Подпол во всю длину был занавешен цветным красным пологом, и я не посмел попросить у девочки разрешения заглянуть за него, чтоб окинуть взглядом нашу просторную печку, с которой в свое время я входил в открывающийся передо мной мир, — ту самую русскую печку, что навсегда осталась в каждом памятном дне прожитой тут жизни, бывшей не только преддверием нынешней, но еще и вполне самостоятельной, завершенной в каждом своем моменте и писавшейся чистыми красками непосредственности: пора высшего импрессионизма, начального постижения жизни во всех ее проявлениях (в противовес художникам-импрессионистам никогда не изгоняющая черные тени бытия, отчего мир не перестает быть светлой, пропитанной солнцем живописью...).
...Не приведи староста Кирюха тех двух немцев, я, может, и не вспомнил бы теперь, что именно летом сорок второго года была сложена эта печка. Клал ее лучший мастер округи Коля Аренин, печник из Писклово, а отец (его год тогда еще не призвали на войну, и он оставался в оккупации) помогал ему: замешивал глину, подносил кирпичи. Заблаговременно отец предупредил старосту, что в этот день на общинную работу не пойдет.
Они пришли в полдень: Кирюха (помню только его широкое лицо) и два немца в зеленых мундирах, в высоких, похожих на седло, фуражках, в черных перчатках, с ременными хлыстами в руках: согнув хлысты вдвое, они одинаково похоже похлопывали ими по левой руке. Отец объяснил: «Шестеро киндерет, пан, — и показывал на нас. — А матки нет, умерла матка. А зимой — сами попробовали: холодно, кальт зимой. Вот и делаем печку. Печник, чужой человек, кладет, а я ему помогаю. Надо, пан...»
Сейчас я думаю, что у тех двух немцев сработал их национальный практицизм, и они согласились, что печку — раз уж это дозволяется! — лучше класть летом. Они разрешили отцу остаться и пошли дальше по деревне выгонять людей на работу.
А мы, по деревенской привычке, продолжали наблюдать за ними в окно. Под Чувилихой, вторая хата от нас, староста остановил немцев и что-то старался втолковать им: он будто бил себя по лицу и кивал в сторону нашей хаты. А через минуту он был уже у нас: «Прохорыч, немцы зачем-то зовут», — невинно сказал он. — «Знаю зачем, видел», — ответил отец и пошел из хаты.

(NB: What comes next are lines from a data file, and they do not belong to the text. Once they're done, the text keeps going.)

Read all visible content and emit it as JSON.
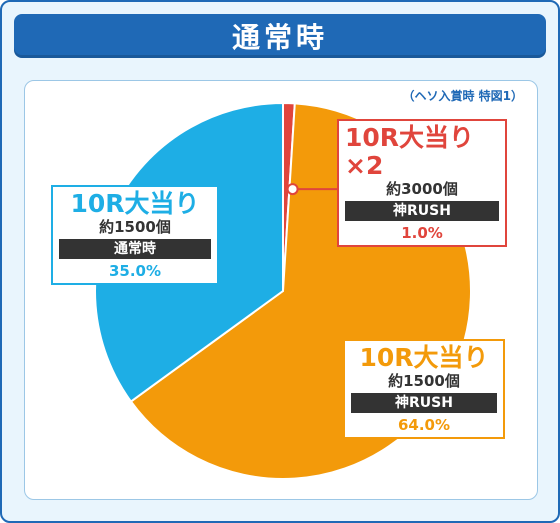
{
  "header": {
    "title": "通常時"
  },
  "note": "（ヘソ入賞時 特図1）",
  "colors": {
    "red": "#e0453c",
    "orange": "#f39a0a",
    "blue": "#1eaee5",
    "frame": "#1f69b6"
  },
  "chart_data": {
    "type": "pie",
    "title": "通常時",
    "slices": [
      {
        "title": "10R大当り×2",
        "count": "約3000個",
        "mode": "神RUSH",
        "percent_label": "1.0%",
        "value": 1.0,
        "color": "#e0453c"
      },
      {
        "title": "10R大当り",
        "count": "約1500個",
        "mode": "神RUSH",
        "percent_label": "64.0%",
        "value": 64.0,
        "color": "#f39a0a"
      },
      {
        "title": "10R大当り",
        "count": "約1500個",
        "mode": "通常時",
        "percent_label": "35.0%",
        "value": 35.0,
        "color": "#1eaee5"
      }
    ]
  }
}
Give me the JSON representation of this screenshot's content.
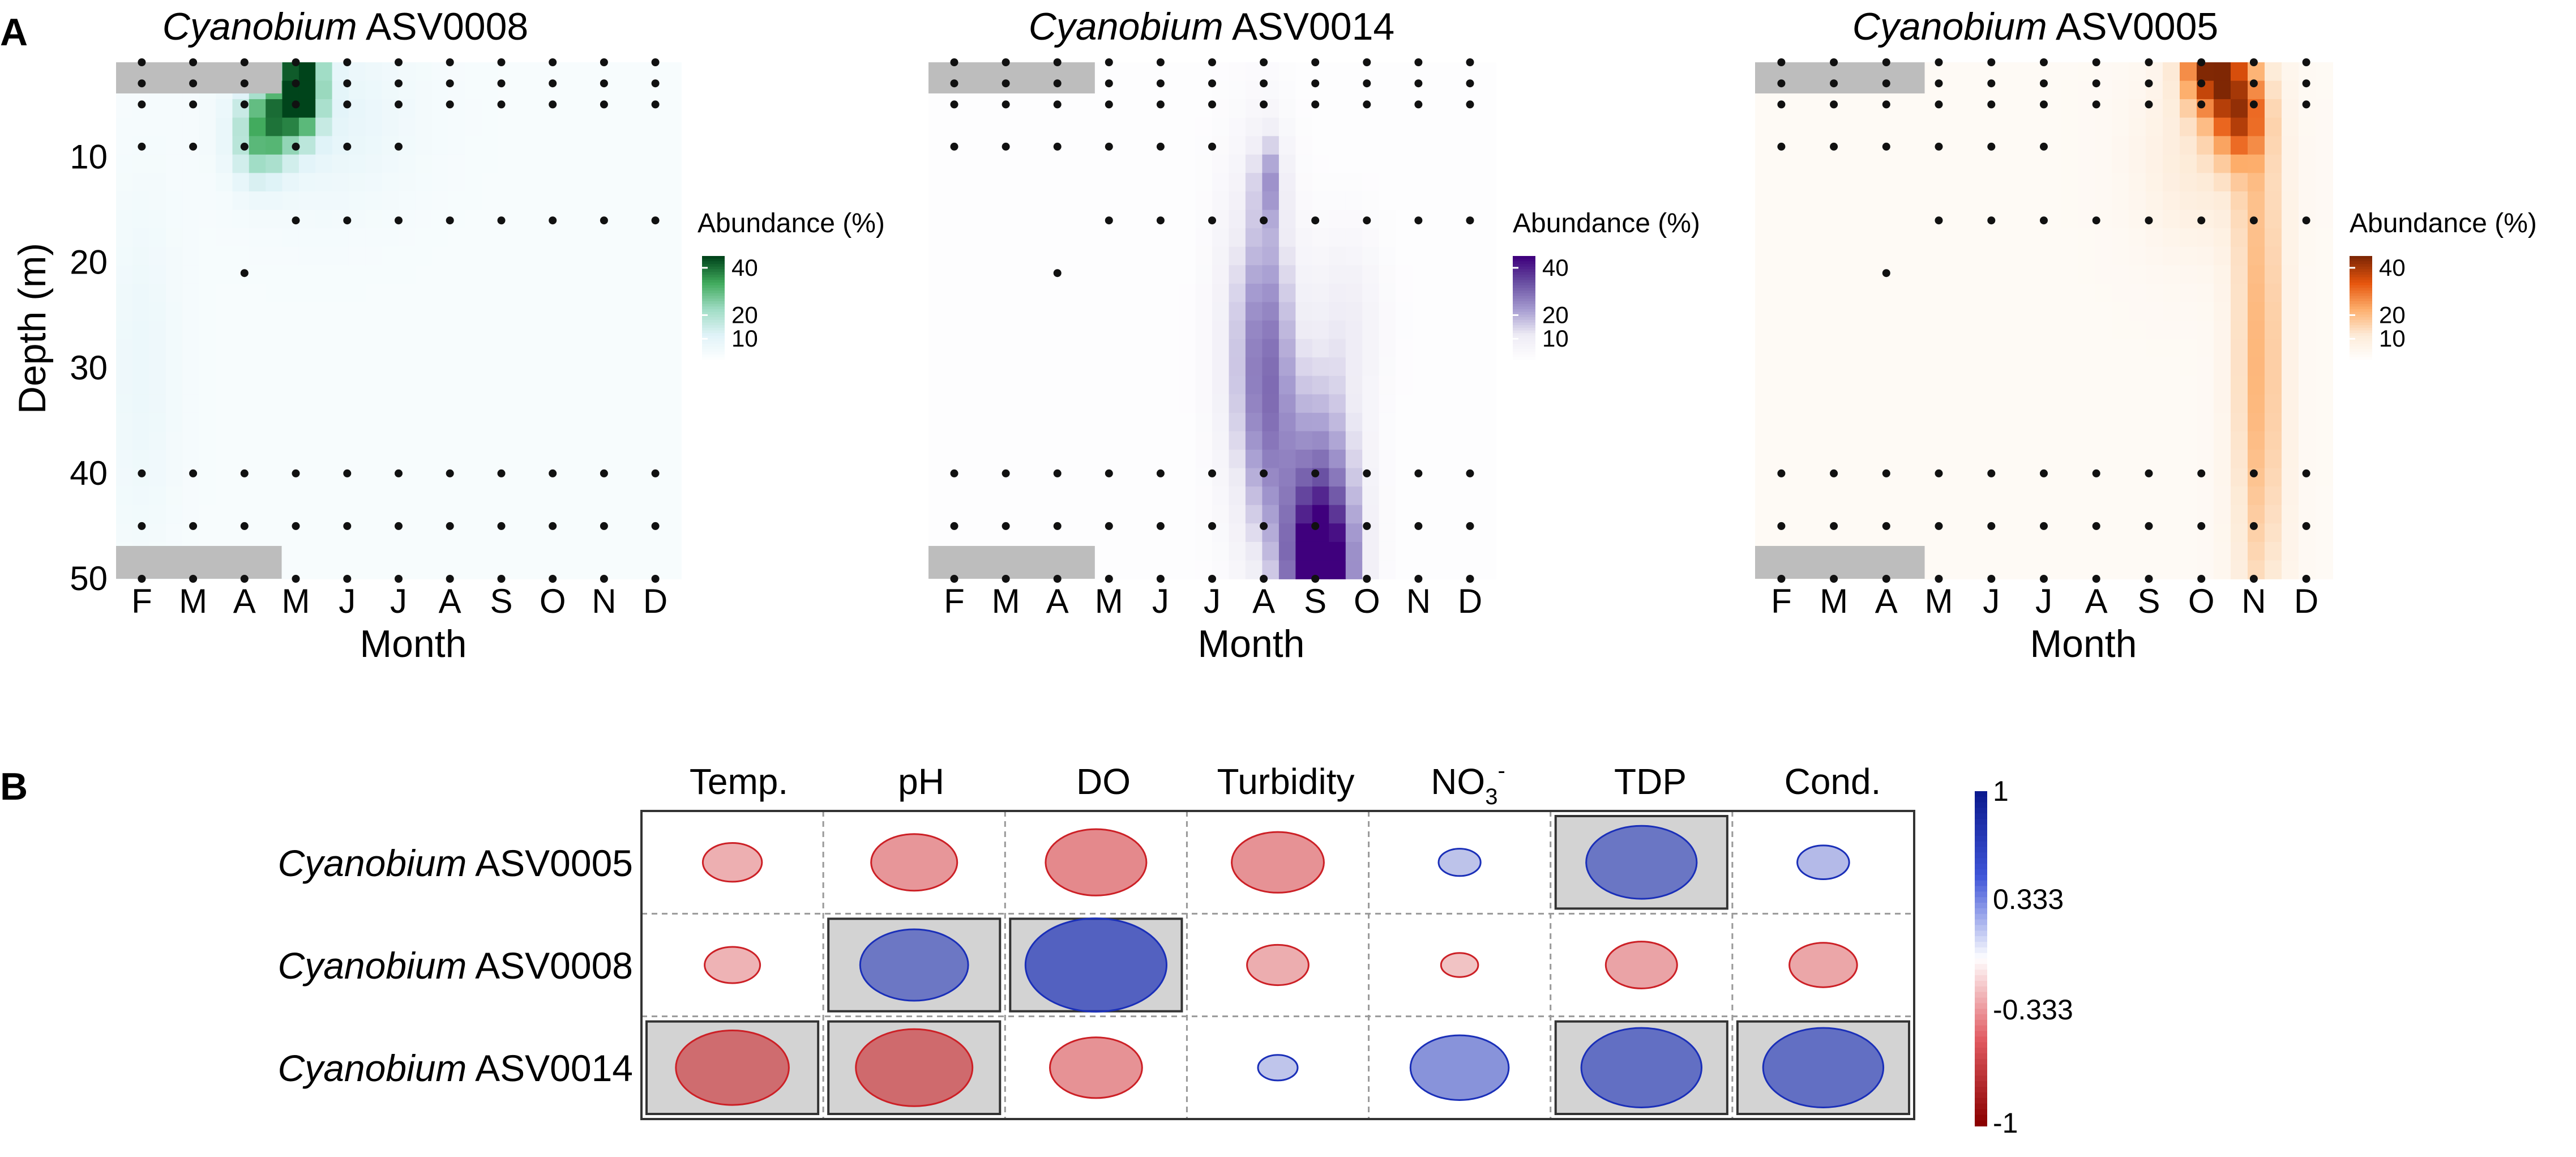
{
  "panel_labels": {
    "a": "A",
    "b": "B"
  },
  "colors": {
    "missing": "#bdbdbd",
    "heatmap_scales": [
      [
        "#ffffff",
        "#e0f3f8",
        "#9fdcc4",
        "#41ab5d",
        "#00441b"
      ],
      [
        "#ffffff",
        "#eeecf5",
        "#a59bd0",
        "#6a51a3",
        "#3f007d"
      ],
      [
        "#ffffff",
        "#fdebd8",
        "#fdae6b",
        "#e6550d",
        "#7f2704"
      ]
    ],
    "corr_negative": "#cc2026",
    "corr_positive": "#1a2fb8",
    "corr_highlight": "#d3d3d3"
  },
  "chart_data": [
    {
      "type": "heatmap",
      "title_italic": "Cyanobium",
      "title_rest": " ASV0008",
      "xlabel": "Month",
      "ylabel": "Depth (m)",
      "x_categories": [
        "F",
        "M",
        "A",
        "M",
        "J",
        "J",
        "A",
        "S",
        "O",
        "N",
        "D"
      ],
      "y_ticks": [
        10,
        20,
        30,
        40,
        50
      ],
      "ylim": [
        1,
        50
      ],
      "legend_title": "Abundance (%)",
      "legend_ticks": [
        10,
        20,
        40
      ],
      "legend_max": 45,
      "base": 3,
      "blobs": [
        {
          "m": 3.15,
          "d": 2,
          "a": 44,
          "sm": 0.25,
          "sd": 3
        },
        {
          "m": 2.7,
          "d": 5.5,
          "a": 28,
          "sm": 0.45,
          "sd": 2.5
        },
        {
          "m": 2.3,
          "d": 9,
          "a": 18,
          "sm": 0.35,
          "sd": 2.5
        },
        {
          "m": 3.5,
          "d": 6,
          "a": 6,
          "sm": 1.2,
          "sd": 6
        },
        {
          "m": 0,
          "d": 30,
          "a": 4,
          "sm": 0.5,
          "sd": 12
        }
      ]
    },
    {
      "type": "heatmap",
      "title_italic": "Cyanobium",
      "title_rest": " ASV0014",
      "xlabel": "Month",
      "ylabel": "",
      "x_categories": [
        "F",
        "M",
        "A",
        "M",
        "J",
        "J",
        "A",
        "S",
        "O",
        "N",
        "D"
      ],
      "y_ticks": [],
      "ylim": [
        1,
        50
      ],
      "legend_title": "Abundance (%)",
      "legend_ticks": [
        10,
        20,
        40
      ],
      "legend_max": 45,
      "base": 1,
      "blobs": [
        {
          "m": 7.1,
          "d": 50,
          "a": 42,
          "sm": 0.45,
          "sd": 5
        },
        {
          "m": 7.1,
          "d": 42,
          "a": 26,
          "sm": 0.55,
          "sd": 8
        },
        {
          "m": 6.05,
          "d": 30,
          "a": 26,
          "sm": 0.4,
          "sd": 12
        },
        {
          "m": 6.1,
          "d": 12,
          "a": 14,
          "sm": 0.2,
          "sd": 3
        },
        {
          "m": 7.6,
          "d": 25,
          "a": 8,
          "sm": 0.5,
          "sd": 6
        },
        {
          "m": 5.4,
          "d": 28,
          "a": 6,
          "sm": 0.4,
          "sd": 12
        }
      ]
    },
    {
      "type": "heatmap",
      "title_italic": "Cyanobium",
      "title_rest": " ASV0005",
      "xlabel": "Month",
      "ylabel": "",
      "x_categories": [
        "F",
        "M",
        "A",
        "M",
        "J",
        "J",
        "A",
        "S",
        "O",
        "N",
        "D"
      ],
      "y_ticks": [],
      "ylim": [
        1,
        50
      ],
      "legend_title": "Abundance (%)",
      "legend_ticks": [
        10,
        20,
        40
      ],
      "legend_max": 45,
      "base": 3,
      "blobs": [
        {
          "m": 8.2,
          "d": 1,
          "a": 40,
          "sm": 0.4,
          "sd": 3
        },
        {
          "m": 8.7,
          "d": 6,
          "a": 26,
          "sm": 0.35,
          "sd": 3
        },
        {
          "m": 9.1,
          "d": 30,
          "a": 18,
          "sm": 0.35,
          "sd": 20
        },
        {
          "m": 8.0,
          "d": 10,
          "a": 8,
          "sm": 0.8,
          "sd": 6
        }
      ]
    },
    {
      "type": "correlation",
      "columns": [
        "Temp.",
        "pH",
        "DO",
        "Turbidity",
        "NO",
        "TDP",
        "Cond."
      ],
      "no3_sub": "3",
      "no3_sup": "-",
      "rows": [
        {
          "italic": "Cyanobium",
          "rest": " ASV0005"
        },
        {
          "italic": "Cyanobium",
          "rest": " ASV0008"
        },
        {
          "italic": "Cyanobium",
          "rest": " ASV0014"
        }
      ],
      "values": [
        [
          -0.28,
          -0.5,
          -0.62,
          -0.55,
          0.14,
          0.7,
          0.22
        ],
        [
          -0.25,
          0.68,
          0.95,
          -0.3,
          -0.1,
          -0.38,
          -0.35
        ],
        [
          -0.72,
          -0.75,
          -0.55,
          0.12,
          0.6,
          0.78,
          0.78
        ]
      ],
      "significant": [
        [
          false,
          false,
          false,
          false,
          false,
          true,
          false
        ],
        [
          false,
          true,
          true,
          false,
          false,
          false,
          false
        ],
        [
          true,
          true,
          false,
          false,
          false,
          true,
          true
        ]
      ],
      "colorbar_ticks": [
        "1",
        "0.333",
        "-0.333",
        "-1"
      ]
    }
  ]
}
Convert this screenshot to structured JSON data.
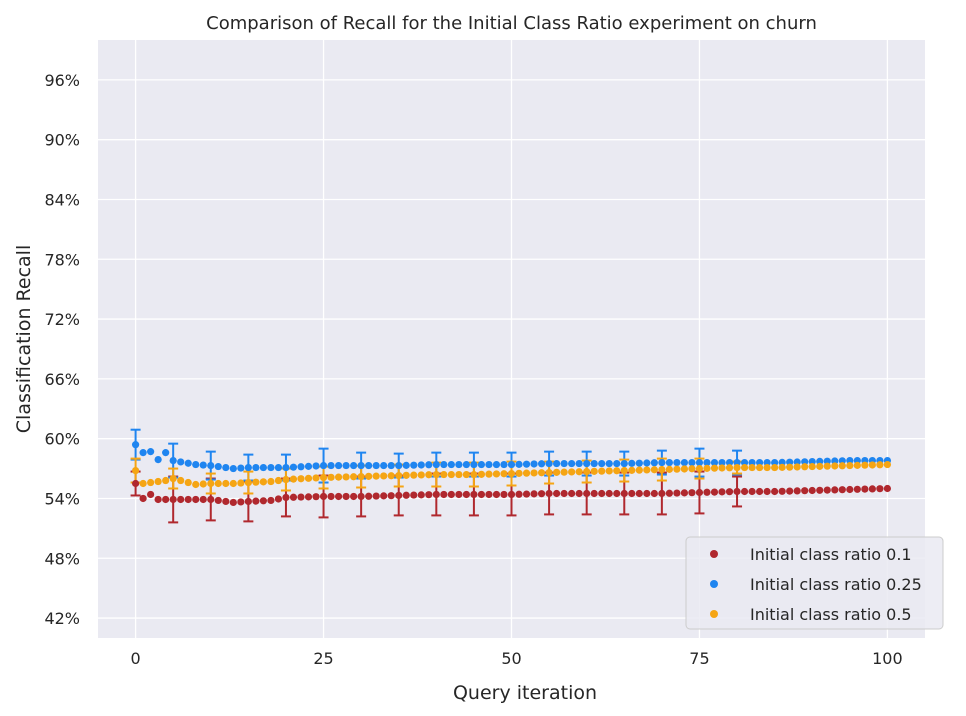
{
  "chart_data": {
    "type": "scatter",
    "title": "Comparison of Recall for the Initial Class Ratio experiment on churn",
    "xlabel": "Query iteration",
    "ylabel": "Classification Recall",
    "xlim": [
      -5,
      105
    ],
    "ylim": [
      0.4,
      1.0
    ],
    "x_ticks": [
      0,
      25,
      50,
      75,
      100
    ],
    "x_tick_labels": [
      "0",
      "25",
      "50",
      "75",
      "100"
    ],
    "y_ticks": [
      0.42,
      0.48,
      0.54,
      0.6,
      0.66,
      0.72,
      0.78,
      0.84,
      0.9,
      0.96
    ],
    "y_tick_labels": [
      "42%",
      "48%",
      "54%",
      "60%",
      "66%",
      "72%",
      "78%",
      "84%",
      "90%",
      "96%"
    ],
    "grid": true,
    "legend_position": "bottom-right",
    "error_bar_every": 5,
    "series": [
      {
        "name": "Initial class ratio 0.1",
        "color": "#b0282e",
        "anchors": {
          "x": [
            0,
            1,
            2,
            3,
            4,
            5,
            8,
            10,
            13,
            15,
            18,
            20,
            25,
            30,
            35,
            40,
            45,
            50,
            55,
            60,
            65,
            70,
            75,
            80,
            85,
            90,
            95,
            100
          ],
          "y": [
            0.555,
            0.54,
            0.544,
            0.539,
            0.539,
            0.539,
            0.539,
            0.539,
            0.536,
            0.537,
            0.538,
            0.541,
            0.542,
            0.542,
            0.543,
            0.544,
            0.544,
            0.544,
            0.545,
            0.545,
            0.545,
            0.545,
            0.546,
            0.547,
            0.547,
            0.548,
            0.549,
            0.55
          ]
        },
        "err": [
          0.012,
          0.023,
          0.021,
          0.02,
          0.019,
          0.021,
          0.02,
          0.02,
          0.021,
          0.021,
          0.021,
          0.021,
          0.021,
          0.021,
          0.021,
          0.021,
          0.015
        ]
      },
      {
        "name": "Initial class ratio 0.25",
        "color": "#1f85f0",
        "anchors": {
          "x": [
            0,
            1,
            2,
            3,
            4,
            5,
            8,
            10,
            13,
            15,
            18,
            20,
            25,
            30,
            35,
            40,
            45,
            50,
            55,
            60,
            65,
            70,
            75,
            80,
            85,
            90,
            95,
            100
          ],
          "y": [
            0.594,
            0.586,
            0.587,
            0.579,
            0.586,
            0.578,
            0.574,
            0.573,
            0.57,
            0.571,
            0.571,
            0.571,
            0.573,
            0.573,
            0.573,
            0.574,
            0.574,
            0.574,
            0.575,
            0.575,
            0.575,
            0.576,
            0.576,
            0.576,
            0.576,
            0.577,
            0.578,
            0.578
          ]
        },
        "err": [
          0.015,
          0.017,
          0.014,
          0.013,
          0.013,
          0.017,
          0.013,
          0.012,
          0.012,
          0.012,
          0.012,
          0.012,
          0.012,
          0.012,
          0.012,
          0.014,
          0.012
        ]
      },
      {
        "name": "Initial class ratio 0.5",
        "color": "#f5a514",
        "anchors": {
          "x": [
            0,
            1,
            2,
            3,
            4,
            5,
            8,
            10,
            13,
            15,
            18,
            20,
            25,
            30,
            35,
            40,
            45,
            50,
            55,
            60,
            65,
            70,
            75,
            80,
            85,
            90,
            95,
            100
          ],
          "y": [
            0.568,
            0.555,
            0.556,
            0.557,
            0.558,
            0.56,
            0.554,
            0.555,
            0.555,
            0.556,
            0.557,
            0.559,
            0.561,
            0.562,
            0.563,
            0.564,
            0.564,
            0.565,
            0.566,
            0.567,
            0.568,
            0.569,
            0.57,
            0.571,
            0.571,
            0.572,
            0.573,
            0.574
          ]
        },
        "err": [
          0.012,
          0.01,
          0.01,
          0.011,
          0.011,
          0.011,
          0.011,
          0.011,
          0.012,
          0.012,
          0.012,
          0.011,
          0.011,
          0.011,
          0.011,
          0.01,
          0.006
        ]
      }
    ]
  }
}
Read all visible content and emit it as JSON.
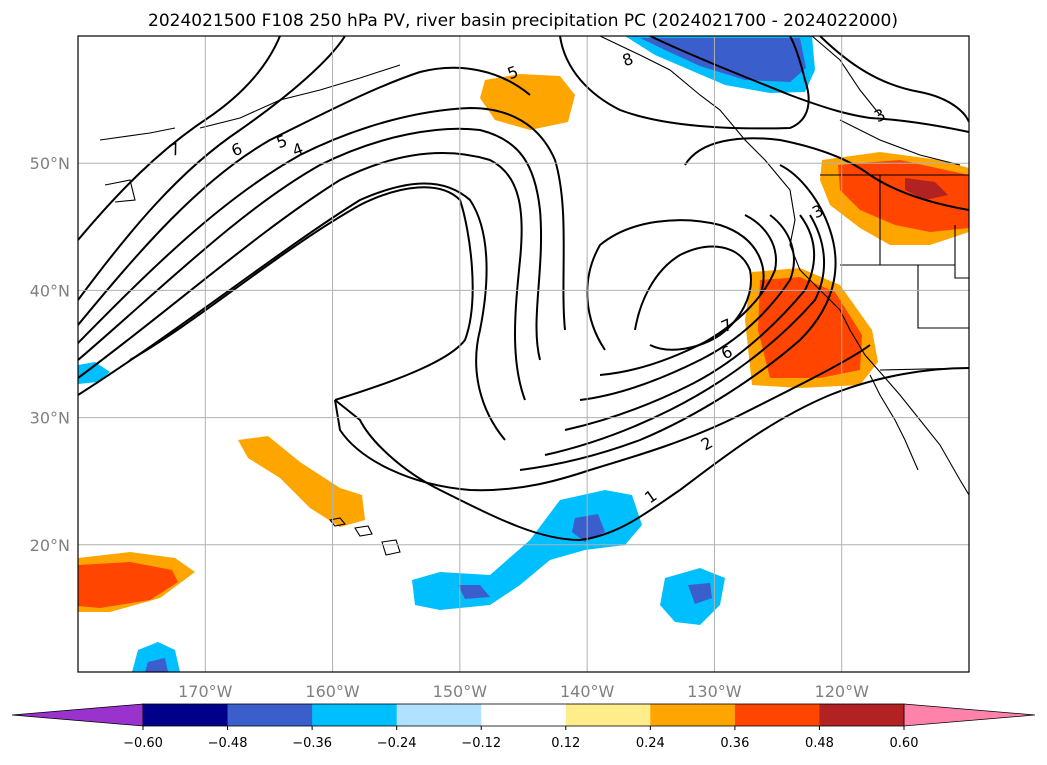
{
  "chart_data": {
    "type": "contour-map",
    "title": "2024021500 F108 250 hPa PV, river basin precipitation PC (2024021700 - 2024022000)",
    "map": {
      "lon_range": [
        -180,
        -110
      ],
      "lat_range": [
        10,
        60
      ],
      "lon_ticks": [
        -170,
        -160,
        -150,
        -140,
        -130,
        -120
      ],
      "lon_tick_labels": [
        "170°W",
        "160°W",
        "150°W",
        "140°W",
        "130°W",
        "120°W"
      ],
      "lat_ticks": [
        20,
        30,
        40,
        50
      ],
      "lat_tick_labels": [
        "20°N",
        "30°N",
        "40°N",
        "50°N"
      ],
      "grid": true
    },
    "pv_contour_labels": [
      "1",
      "2",
      "3",
      "3",
      "4",
      "5",
      "5",
      "6",
      "6",
      "7",
      "7",
      "8"
    ],
    "colorbar": {
      "tick_labels": [
        "−0.60",
        "−0.48",
        "−0.36",
        "−0.24",
        "−0.12",
        "0.12",
        "0.24",
        "0.36",
        "0.48",
        "0.60"
      ],
      "ticks": [
        -0.6,
        -0.48,
        -0.36,
        -0.24,
        -0.12,
        0.12,
        0.24,
        0.36,
        0.48,
        0.6
      ],
      "colors": [
        "#9a32cd",
        "#00008b",
        "#3a5fcd",
        "#00bfff",
        "#b0e2ff",
        "#ffffff",
        "#ffec8b",
        "#ffa500",
        "#ff4500",
        "#b22222",
        "#ff82ab"
      ],
      "extend": "both"
    }
  }
}
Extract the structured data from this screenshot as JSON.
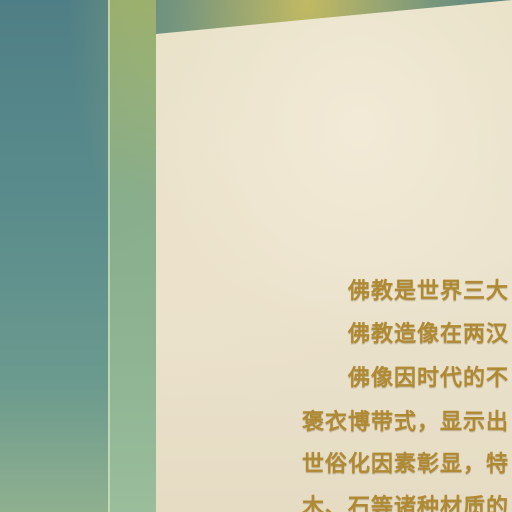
{
  "panel": {
    "lines": [
      "佛教是世界三大",
      "佛教造像在两汉",
      "佛像因时代的不",
      "褒衣博带式，显示出",
      "世俗化因素彰显，特",
      "木、石等诸种材质的"
    ]
  }
}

Немец бил отца по лицу наотмашь ладонью в черной перчатке, а под конец был сильный удар в грудь, после чего отец еще недели две не мог без боли кашлянуть. Мы все видели в окно и все шестеро голосили.
«Вас, детки, жалко...» — только и сказал при нас на это отец.
Весной сорок третьего, когда за Ратью на Тимском шляхе показались наши танки и отец поднимал меня на руках,, чтоб и я смог увидеть их, а над деревней пролетали снаряды дальнобойной немецкой артиллерии и несколько снарядов разорвались в самой деревне (одним из них была убита моя крестная мать тетя Тоня; она была беременна, и, рассказывали сестры, ребенок еще долго бился в мертвом теле...), — где-то в эти дни, когда мы с часу на час ждали своих, поникший староста Кирюха приходил к отцу п о т о л к о в а т ь; разговор этот, помнится, был недолгим.
— В горницу можно пройти?
— Конечно! — И девочка опередила меня, первой вошла в нашу бывшую в т о р у ю хату, обставленную теперь совсем не так, как у нас. Что было у нас: лежанка, красная кровать с резными спинками, большой красный сундук с барахлом и еще один тоже красный маленький сундучок с разной мелочью (в ящичке, помню, хранились черные щипчики для сахара), крытый стол, лавки вдоль стен (позже стулья), красный постав в углу. Теперь тут стояли железные кровати, почти посреди хаты современный диван, другой стол и другие стулья... И на всем этом навешаны и разбросаны в беспорядке множество самых разных вещей, а все стены увешаны десятками иллюстраций из бог знает каких журналов.